In questi giorni si fa un gran parlare del tasso di disoccupazione italiano, come uno dei migliori dell’occidente industrializzato. Gran parte dei TG ne trae considerazioni incoraggianti, spesso come se fossimo già fuori dal guado. Anch'io sono convinto che il peggio stia passando, ma l'occupazione continua ad essere un problema grave ed una priorità e condiziona pesantemente lo stato familiare e sociale della nostra Italia. Cerchiamo allora di capire meglio e più chiaramente la situazione. Il tasso di disoccupazione non tiene in alcun conto di chi non si iscrive - per mancanza di fiducia e scoraggiamento - nelle liste di chi ricerca impiego. E tutti siamo consapevoli che sono molti uomini e, in misura maggiore, molte donne,in ogni parte d’Italia
Per aver un punto di riferimento più credibile ed impostare ad ogni livello una strategia per il mantenimento e lo sviluppo del quadro delle professionalità disponibili territorialmente ed incrementare la produttività delle imprese che vogliono recuperare terreno, bisogna guardare al tasso di occupazione, per poter sviluppare una possibile strategia formativa e progettuale territoriale (attualmente in gran parte assente). Anche per avere la possibilità di un più serio ed attendibile confronto col resto d’Europa e rendersi conto che siamo nelle ultime posizioni. Non per piangere ma per reagire o chiedere di reagire più robustamente di quanto attualmente il sistema pubblico e privato facciano. Correggendo robustamente quanto si sta facendo alla luce del solo tasso di disoccupazione e corrispondendo più coerentemente a quanto avvertiamo quotidianamente sulla ‘stato’ delle persone. Cos’è e di cosa tiene conto? Il tasso di occupazione è un indicatore statistico del mercato del lavoro che quantifica l'incidenza della popolazione che ha un'occupazione sul totale della stessa e si calcola come rapporto percentuale tra il numero di persone occupate e la popolazione.
Libero-news.it propone una lettura più completa dell'indagine Istat.

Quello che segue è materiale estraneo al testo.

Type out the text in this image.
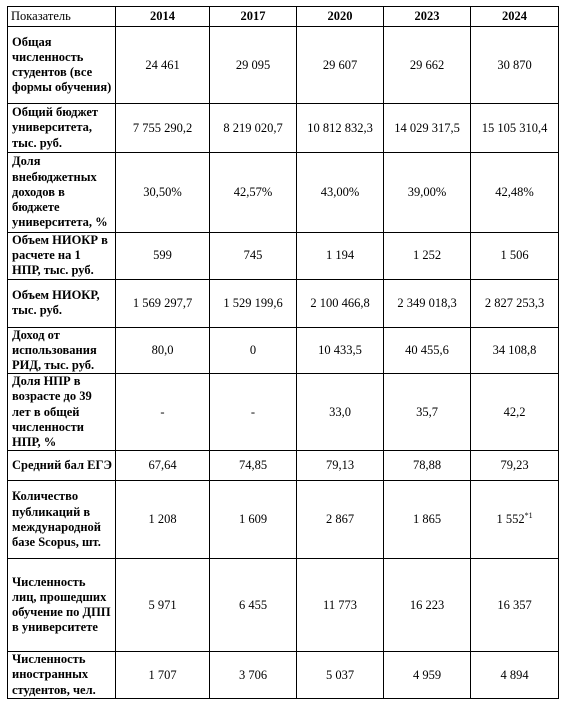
Показатель	2014	2017	2020	2023	2024
Общая численность студентов (все формы обучения)	24 461	29 095	29 607	29 662	30 870
Общий бюджет университета, тыс. руб.	7 755 290,2	8 219 020,7	10 812 832,3	14 029 317,5	15 105 310,4
Доля внебюджетных доходов в бюджете университета, %	30,50%	42,57%	43,00%	39,00%	42,48%
Объем НИОКР в расчете на 1 НПР, тыс. руб.	599	745	1 194	1 252	1 506
Объем НИОКР, тыс. руб.	1 569 297,7	1 529 199,6	2 100 466,8	2 349 018,3	2 827 253,3
Доход от использования РИД, тыс. руб.	80,0	0	10 433,5	40 455,6	34 108,8
Доля НПР в возрасте до 39 лет в общей численности НПР, %	-	-	33,0	35,7	42,2
Средний бал ЕГЭ	67,64	74,85	79,13	78,88	79,23
Количество публикаций в международной базе Scopus, шт.	1 208	1 609	2 867	1 865	1 552$^{*1}$
Численность лиц, прошедших обучение по ДПП в университете	5 971	6 455	11 773	16 223	16 357
Численность иностранных студентов, чел.	1 707	3 706	5 037	4 959	4 894
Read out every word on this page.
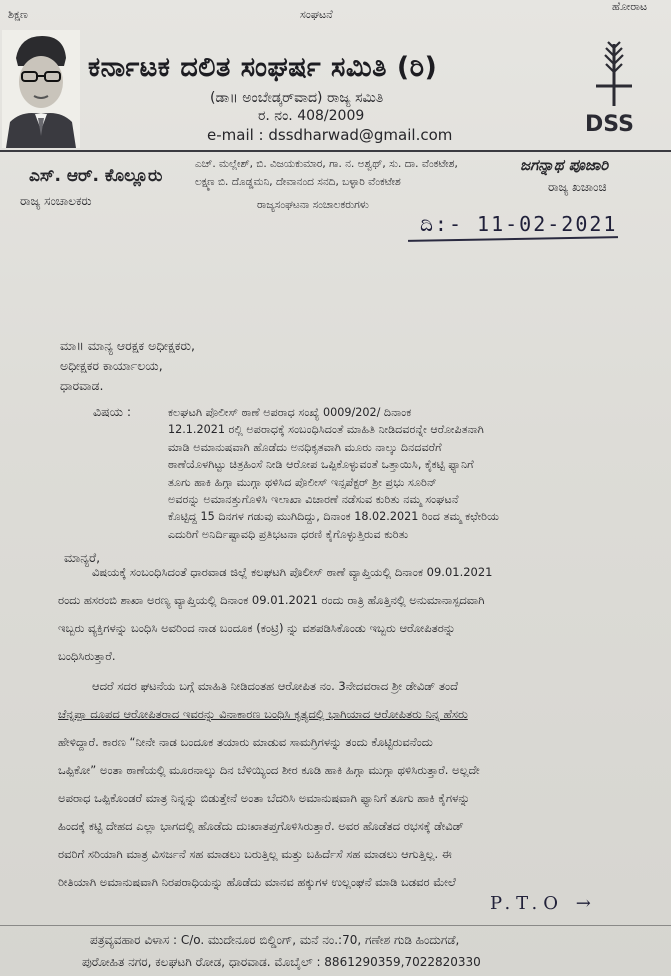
ಶಿಕ್ಷಣ	ಸಂಘಟನೆ
ಹೋರಾಟ
ಕರ್ನಾಟಕ ದಲಿತ ಸಂಘರ್ಷ ಸಮಿತಿ (ರಿ)
(ಡಾ॥ ಅಂಬೇಡ್ಕರ್‌ವಾದ) ರಾಜ್ಯ ಸಮಿತಿ
ರ. ನಂ. 408/2009
e-mail : dssdharwad@gmail.com	DSS
ಎಸ್. ಆರ್. ಕೊಲ್ಲೂರು
ರಾಜ್ಯ ಸಂಚಾಲಕರು
ಎಚ್. ಮಲ್ಲೇಶ್, ಬಿ. ವಿಜಯಕುಮಾರ, ಗಾ. ನ. ಅಶ್ವಥ್, ಸು. ದಾ. ವೆಂಕಟೇಶ,
ಲಕ್ಷ್ಮಣ ಬಿ. ದೊಡ್ಡಮನಿ, ದೇವಾನಂದ ಸನದಿ, ಬಳ್ಳಾರಿ ವೆಂಕಟೇಶ
ರಾಜ್ಯಸಂಘಟನಾ ಸಂಚಾಲಕರುಗಳು
ಜಗನ್ನಾಥ ಪೂಜಾರಿ
ರಾಜ್ಯ ಖಜಾಂಚಿ
ದಿ:- 11-02-2021
ಮಾ॥ ಮಾನ್ಯ ಆರಕ್ಷಕ ಅಧೀಕ್ಷಕರು,
ಅಧೀಕ್ಷಕರ ಕಾರ್ಯಾಲಯ,
ಧಾರವಾಡ.
ವಿಷಯ :	ಕಲಘಟಗಿ ಪೊಲೀಸ್ ಠಾಣೆ ಅಪರಾಧ ಸಂಖ್ಯೆ 0009/202/ ದಿನಾಂಕ
12.1.2021 ರಲ್ಲಿ ಅಪರಾಧಕ್ಕೆ ಸಂಬಂಧಿಸಿದಂತೆ ಮಾಹಿತಿ ನೀಡಿದವರನ್ನೇ ಆರೋಪಿತನಾಗಿ
ಮಾಡಿ ಅಮಾನುಷವಾಗಿ ಹೊಡೆದು ಅನಧಿಕೃತವಾಗಿ ಮೂರು ನಾಲ್ಕು ದಿನದವರೆಗೆ
ಠಾಣೆಯೊಳಗಿಟ್ಟು ಚಿತ್ರಹಿಂಸೆ ನೀಡಿ ಆರೋಪ ಒಪ್ಪಿಕೊಳ್ಳುವಂತೆ ಒತ್ತಾಯಿಸಿ, ಕೈಕಟ್ಟಿ ಫ್ಯಾನಿಗೆ
ತೂಗು ಹಾಕಿ ಹಿಗ್ಗಾ ಮುಗ್ಗಾ ಥಳಿಸಿದ ಪೊಲೀಸ್ ಇನ್ಸಪೆಕ್ಟರ್ ಶ್ರೀ ಪ್ರಭು ಸೂರಿನ್
ಅವರನ್ನು ಅಮಾನತ್ತುಗೊಳಿಸಿ ಇಲಾಖಾ ವಿಚಾರಣೆ ನಡೆಸುವ ಕುರಿತು ನಮ್ಮ ಸಂಘಟನೆ
ಕೊಟ್ಟಿದ್ದ 15 ದಿನಗಳ ಗಡುವು ಮುಗಿದಿದ್ದು, ದಿನಾಂಕ 18.02.2021 ರಿಂದ ತಮ್ಮ ಕಛೇರಿಯ
ಎದುರಿಗೆ ಅನಿರ್ದಿಷ್ಟಾವಧಿ ಪ್ರತಿಭಟನಾ ಧರಣಿ ಕೈಗೊಳ್ಳುತ್ತಿರುವ ಕುರಿತು
ಮಾನ್ಯರೆ,
ವಿಷಯಕ್ಕೆ ಸಂಬಂಧಿಸಿದಂತೆ ಧಾರವಾಡ ಜಿಲ್ಲೆ ಕಲಘಟಗಿ ಪೊಲೀಸ್ ಠಾಣೆ ವ್ಯಾಪ್ತಿಯಲ್ಲಿ ದಿನಾಂಕ 09.01.2021
ರಂದು ಹಸರಂಬಿ ಶಾಖಾ ಅರಣ್ಯ ವ್ಯಾಪ್ತಿಯಲ್ಲಿ ದಿನಾಂಕ 09.01.2021 ರಂದು ರಾತ್ರಿ ಹೊತ್ತಿನಲ್ಲಿ ಅನುಮಾನಾಸ್ಪದವಾಗಿ
ಇಬ್ಬರು ವ್ಯಕ್ತಿಗಳನ್ನು ಬಂಧಿಸಿ ಅವರಿಂದ ನಾಡ ಬಂದೂಕ (ಕಂಟ್ರಿ) ನ್ನು ವಶಪಡಿಸಿಕೊಂಡು ಇಬ್ಬರು ಆರೋಪಿತರನ್ನು
ಬಂಧಿಸಿರುತ್ತಾರೆ.
ಆದರೆ ಸದರ ಘಟನೆಯ ಬಗ್ಗೆ ಮಾಹಿತಿ ನೀಡಿದಂತಹ ಆರೋಪಿತ ನಂ. 3ನೇದವರಾದ ಶ್ರೀ ಡೇವಿಡ್ ತಂದೆ
ಚೆನ್ನಪ್ಪಾ ದೂಪದ ಆರೋಪಿತರಾದ ಇವರನ್ನು ವಿನಾಕಾರಣ ಬಂಧಿಸಿ ಕೃತ್ಯದಲ್ಲಿ ಭಾಗಿಯಾದ ಆರೋಪಿತರು ನಿನ್ನ ಹೆಸರು
ಹೇಳಿದ್ದಾರೆ. ಕಾರಣ “ನೀನೇ ನಾಡ ಬಂದೂಕ ತಯಾರು ಮಾಡುವ ಸಾಮಗ್ರಿಗಳನ್ನು ತಂದು ಕೊಟ್ಟಿರುವನೆಂದು
ಒಪ್ಪಿಕೋ” ಅಂತಾ ಠಾಣೆಯಲ್ಲಿ ಮೂರನಾಲ್ಕು ದಿನ ಬೆಳಿಯ್ಯಿಂದ ಶೀರ ಕೂಡಿ ಹಾಕಿ ಹಿಗ್ಗಾ ಮುಗ್ಗಾ ಥಳಿಸಿರುತ್ತಾರೆ. ಅಲ್ಲದೇ
ಅಪರಾಧ ಒಪ್ಪಿಕೊಂಡರೆ ಮಾತ್ರ ನಿನ್ನನ್ನು ಬಿಡುತ್ತೇನೆ ಅಂತಾ ಬೆದರಿಸಿ ಅಮಾನುಷವಾಗಿ ಫ್ಯಾನಿಗೆ ತೂಗು ಹಾಕಿ ಕೈಗಳನ್ನು
ಹಿಂದಕ್ಕೆ ಕಟ್ಟಿ ದೇಹದ ಎಲ್ಲಾ ಭಾಗದಲ್ಲಿ ಹೊಡೆದು ದುಃಖಾತಪ್ತಗೊಳಿಸಿರುತ್ತಾರೆ. ಅವರ ಹೊಡೆತದ ರಭಸಕ್ಕೆ ಡೇವಿಡ್
ರವರಿಗೆ ಸರಿಯಾಗಿ ಮಾತ್ರ ವಿಸರ್ಜನೆ ಸಹ ಮಾಡಲು ಬರುತ್ತಿಲ್ಲ ಮತ್ತು ಬಹಿರ್ದೆಸೆ ಸಹ ಮಾಡಲು ಆಗುತ್ತಿಲ್ಲ. ಈ
ರೀತಿಯಾಗಿ ಅಮಾನುಷವಾಗಿ ನಿರಪರಾಧಿಯನ್ನು ಹೊಡೆದು ಮಾನವ ಹಕ್ಕುಗಳ ಉಲ್ಲಂಘನೆ ಮಾಡಿ ಬಡವರ ಮೇಲೆ
P.T.O →
ಪತ್ರವ್ಯವಹಾರ ವಿಳಾಸ : C/o. ಮುದೇನೂರ ಬಿಲ್ಡಿಂಗ್, ಮನೆ ನಂ.:70, ಗಣೇಶ ಗುಡಿ ಹಿಂದುಗಡೆ,
ಪುರೋಹಿತ ನಗರ, ಕಲಘಟಗಿ ರೋಡ, ಧಾರವಾಡ. ಮೊಬೈಲ್ : 8861290359,7022820330
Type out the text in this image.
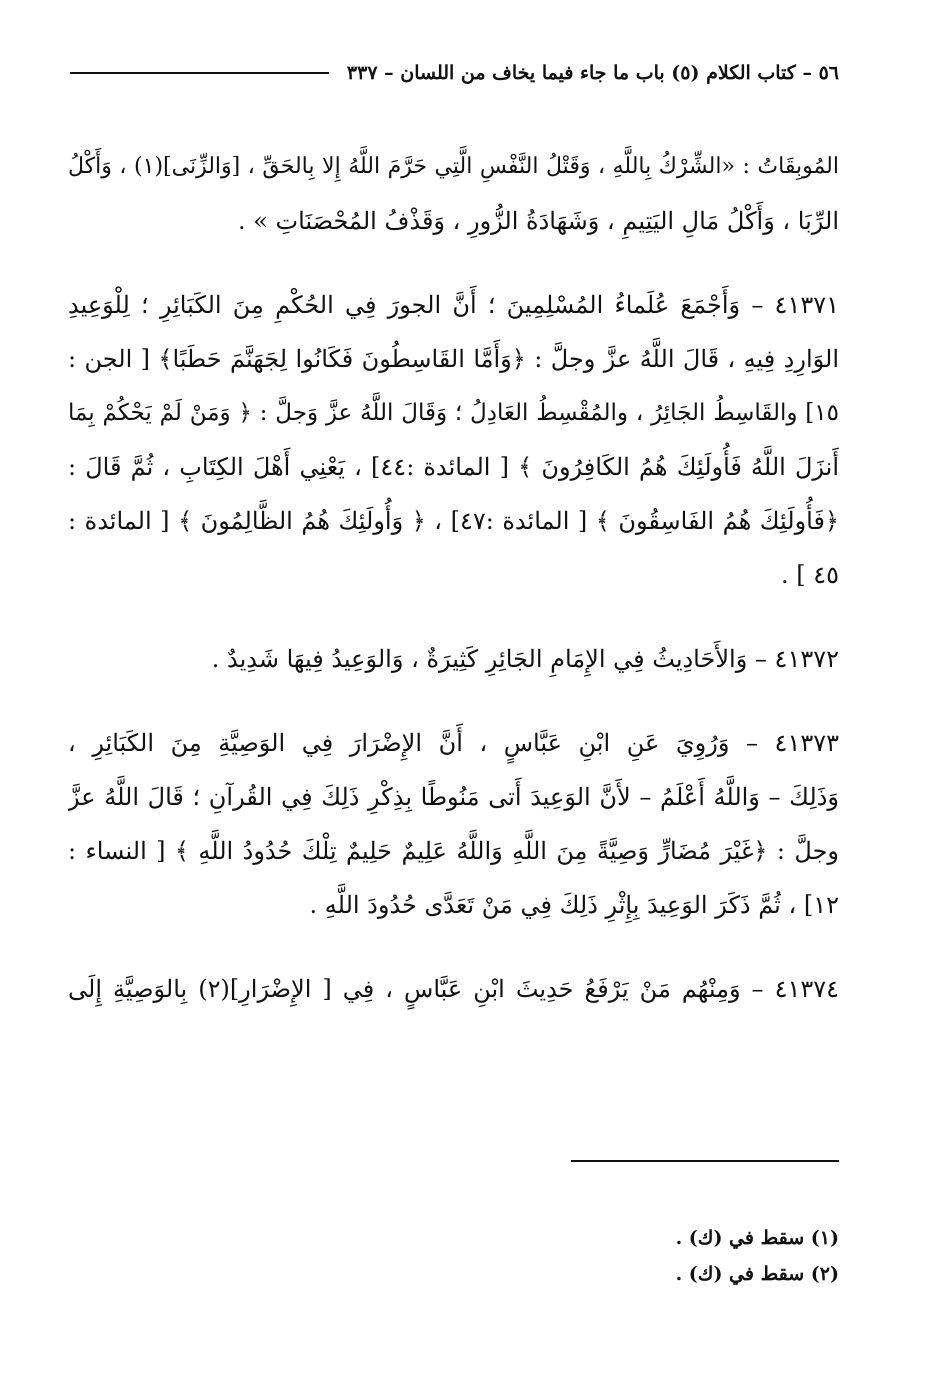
٥٦ – كتاب الكلام (٥) باب ما جاء فيما يخاف من اللسان – ٣٣٧
المُوبِقَاتُ : «الشِّرْكُ بِاللَّهِ ، وَقَتْلُ النَّفْسِ الَّتِي حَرَّمَ اللَّهُ إِلا بِالحَقِّ ، [وَالزِّنَى](١) ، وَأَكْلُ
الرِّبَا ، وَأَكْلُ مَالِ اليَتِيمِ ، وَشَهَادَةُ الزُّورِ ، وَقَذْفُ المُحْصَنَاتِ » .
٤١٣٧١ – وَأَجْمَعَ عُلَماءُ المُسْلِمِينَ ؛ أَنَّ الجورَ فِي الحُكْمِ مِنَ الكَبَائِرِ ؛ لِلْوَعِيدِ
الوَارِدِ فِيهِ ، قَالَ اللَّهُ عزَّ وجلَّ : ﴿وَأَمَّا القَاسِطُونَ فَكَانُوا لِجَهَنَّمَ حَطَبًا﴾ [ الجن :
١٥] والقَاسِطُ الجَائِرُ ، والمُقْسِطُ العَادِلُ ؛ وَقَالَ اللَّهُ عزَّ وَجلَّ : ﴿ وَمَنْ لَمْ يَحْكُمْ بِمَا
أَنزَلَ اللَّهُ فَأُولَئِكَ هُمُ الكَافِرُونَ ﴾ [ المائدة :٤٤] ، يَعْنِي أَهْلَ الكِتَابِ ، ثُمَّ قَالَ :
﴿فَأُولَئِكَ هُمُ الفَاسِقُونَ ﴾ [ المائدة :٤٧] ، ﴿ وَأُولَئِكَ هُمُ الظَّالِمُونَ ﴾ [ المائدة :
٤٥ ] .
٤١٣٧٢ – وَالأَحَادِيثُ فِي الإِمَامِ الجَائِرِ كَثِيرَةٌ ، وَالوَعِيدُ فِيهَا شَدِيدٌ .
٤١٣٧٣ – وَرُوِيَ عَنِ ابْنِ عَبَّاسٍ ، أَنَّ الإِضْرَارَ فِي الوَصِيَّةِ مِنَ الكَبَائِرِ ،
وَذَلِكَ – وَاللَّهُ أَعْلَمُ – لأَنَّ الوَعِيدَ أَتى مَنُوطًا بِذِكْرِ ذَلِكَ فِي القُرآنِ ؛ قَالَ اللَّهُ عزَّ
وجلَّ : ﴿غَيْرَ مُضَارٍّ وَصِيَّةً مِنَ اللَّهِ وَاللَّهُ عَلِيمٌ حَلِيمٌ تِلْكَ حُدُودُ اللَّهِ ﴾ [ النساء :
١٢] ، ثُمَّ ذَكَرَ الوَعِيدَ بِإِثْرِ ذَلِكَ فِي مَنْ تَعَدَّى حُدُودَ اللَّهِ .
٤١٣٧٤ – وَمِنْهُم مَنْ يَرْفَعُ حَدِيثَ ابْنِ عَبَّاسٍ ، فِي [ الإِضْرَارِ](٢) بِالوَصِيَّةِ إِلَى
(١) سقط في (ك) .
(٢) سقط في (ك) .
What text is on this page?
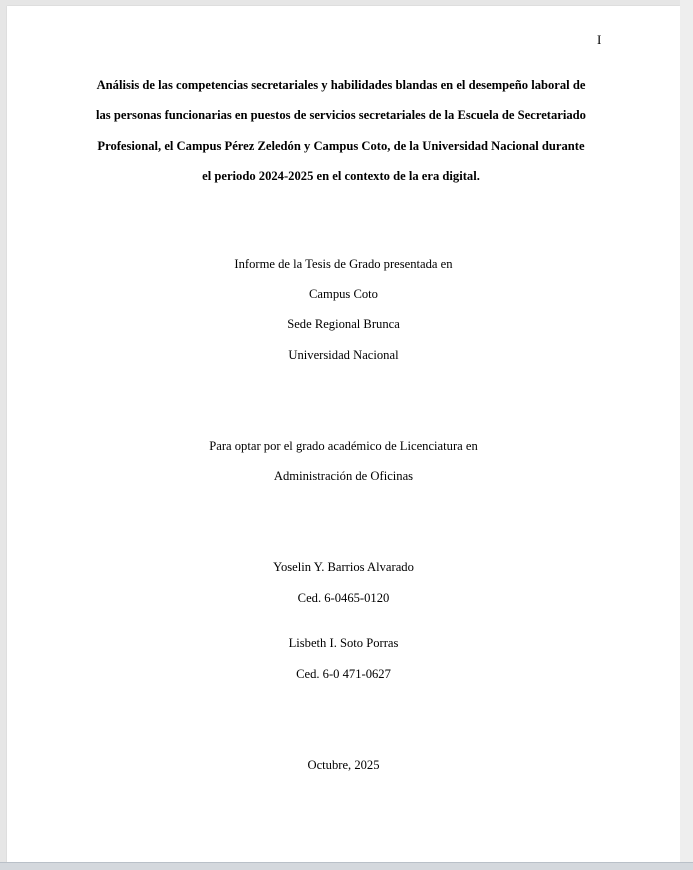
I
Análisis de las competencias secretariales y habilidades blandas en el desempeño laboral de
las personas funcionarias en puestos de servicios secretariales de la Escuela de Secretariado
Profesional, el Campus Pérez Zeledón y Campus Coto, de la Universidad Nacional durante
el periodo 2024-2025 en el contexto de la era digital.
Informe de la Tesis de Grado presentada en
Campus Coto
Sede Regional Brunca
Universidad Nacional
Para optar por el grado académico de Licenciatura en
Administración de Oficinas
Yoselin Y. Barrios Alvarado
Ced. 6-0465-0120
Lisbeth I. Soto Porras
Ced. 6-0 471-0627
Octubre, 2025
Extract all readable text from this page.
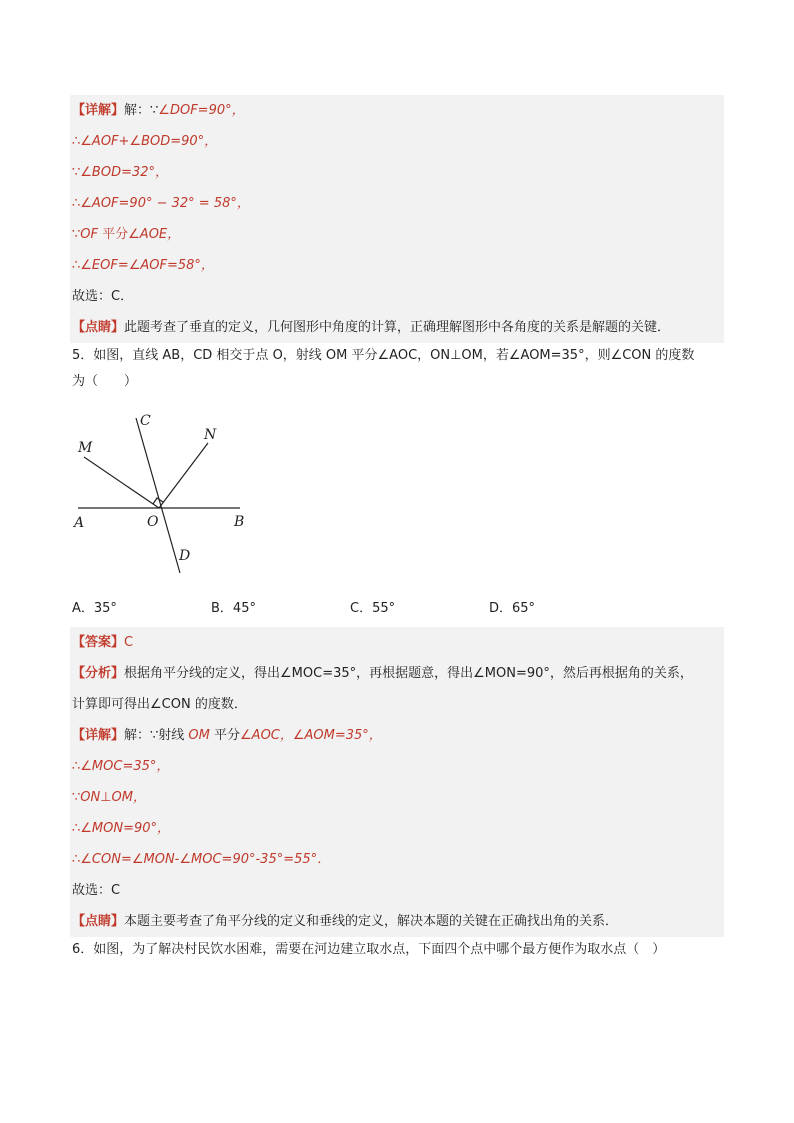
【详解】解：∵∠DOF=90°，
∴∠AOF+∠BOD=90°，
∵∠BOD=32°，
∴∠AOF=90° − 32° = 58°，
∵OF 平分∠AOE，
∴∠EOF=∠AOF=58°，
故选：C．
【点睛】此题考查了垂直的定义，几何图形中角度的计算，正确理解图形中各角度的关系是解题的关键．
5．如图，直线 AB，CD 相交于点 O，射线 OM 平分∠AOC，ON⊥OM，若∠AOM=35°，则∠CON 的度数
为（　　）
C
N
M
A	O	B
D
A．35°	B．45°	C．55°	D．65°
【答案】C
【分析】根据角平分线的定义，得出∠MOC=35°，再根据题意，得出∠MON=90°，然后再根据角的关系，
计算即可得出∠CON 的度数．
【详解】解：∵射线 OM 平分∠AOC，∠AOM=35°，
∴∠MOC=35°，
∵ON⊥OM，
∴∠MON=90°，
∴∠CON=∠MON-∠MOC=90°-35°=55°．
故选：C
【点睛】本题主要考查了角平分线的定义和垂线的定义，解决本题的关键在正确找出角的关系．
6．如图，为了解决村民饮水困难，需要在河边建立取水点，下面四个点中哪个最方便作为取水点（　）
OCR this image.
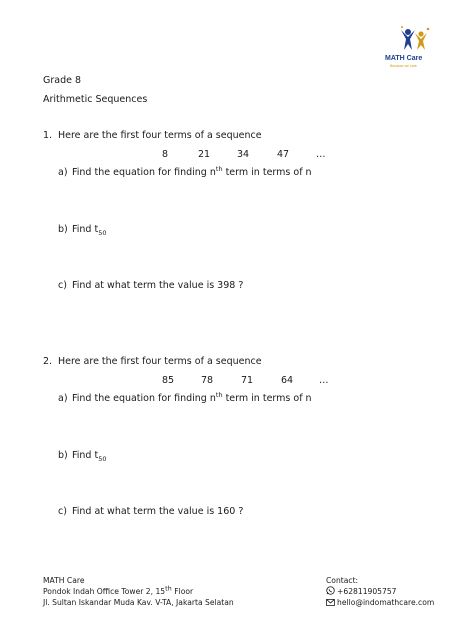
MATH Care
Because we care
Grade 8
Arithmetic Sequences
1. Here are the first four terms of a sequence
8	21	34	47	…
a) Find the equation for finding $n^{th}$ term in terms of n
b) Find $t_{50}$
c) Find at what term the value is 398 ?
2. Here are the first four terms of a sequence
85	78	71	64	…
a) Find the equation for finding $n^{th}$ term in terms of n
b) Find $t_{50}$
c) Find at what term the value is 160 ?
MATH Care
Pondok Indah Office Tower 2, 15th Floor
Jl. Sultan Iskandar Muda Kav. V-TA, Jakarta Selatan
Contact:
+62811905757
hello@indomathcare.com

«Il tasso di disoccupazione in Italia del secondo trimestre è stato pari al 7,4%, in crescita rispetto al 6,7% del secondo trimestre 2008. Si tratta del dato più alto dal primo trimestre 2006. Lo comunica l'Istat spiegando che il dato risente soprattutto dell'incremento degli inattivi (+434mila unità). Il numero delle persone in cerca di occupazione sale invece a 1.841.000 unità (+137.000 unità, pari al +8,1% rispetto al secondo trimestre 2008). In rapporto alla caduta dell'occupazione, la crescita più contenuta della disoccupazione si associa al nuovo sensibile incremento dell'inattività (+434.000 unità, pari al +3,0 per cento) concentrato nelle regioni meridionali e dovuto, spiega l'Istat, a «fenomeni di scoraggiamento, alla mancata ricerca del lavoro di molte donne per motivi familiari, al ritardato ingresso dei giovani nel mercato del lavoro». La riduzione su base annua dell'offerta di lavoro riguarda sia la componente femminile (-0,6%, pari a -61.000 unità) sia soprattutto quella maschile (-1,2%, pari a -180.000 unità). Alla positiva dinamica registrata nelle regioni settentrionali (+0,3%, pari a 32.000 unità) e in quelle centrali (+0,5%, pari a 25.000 unità) si contrappone l'accentuata riduzione nel Mezzogiorno (-4,0%, pari a -298.000 unità). In tale area la diminuzione interessa sia l'offerta di lavoro maschile (-3,8%, pari a -185.000 unità) sia quella femminile (-4,2%, pari a -113.000 unità). La caduta tendenziale dell'occupazione sintetizza il forte calo della componente maschile (-2,2%, pari a -310.000 unità) e la flessione di quella femminile (-0,7%, pari a -68.000 unità). Peraltro, entrambe le componenti di genere, e soprattutto quella maschile, scontano l'ulteriore sensibile riduzione dell'occupazione degli italiani (-399.000 e -163.000 unità, rispettivamente per gli uomini e le donne); con ritmi inferiori a quelli del recente passato, prosegue invece la crescita dell'occupazione degli stranieri (nell'ordine, +89.000 e +95.000 unità).»